Anne caught Charlotta the Fourth by her own plump waist and danced her around the kitchen until they were both out of breath.

"Oh, Charlotta," she cried gaily, "I'm neither a prophetess nor the daughter of a prophetess but I'm going to make a prediction. There'll be a wedding in this old stone house before the maple leaves are red. Do you want that translated into prose, Charlotta?"

"No, I can understand that," said Charlotta. "A wedding ain't poetry.

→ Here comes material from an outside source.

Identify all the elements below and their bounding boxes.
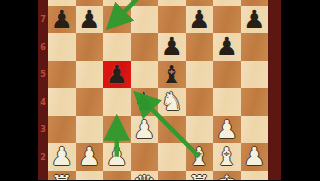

Why, Miss Shirley, ma'am, you're crying! What for?"

"Oh, because it's all so beautiful . . . and story bookish . . . and romantic . . . and sad," said Anne, winking the tears out of her eyes.

"It's all perfectly lovely . . . but there's a little sadness mixed up in it too, somehow."

"Oh, of course there's a resk in marrying anybody," conceded Charlotta the Fourth, "but, when all's said and done, Miss Shirley, ma'am, there's many a worse thing than a husband."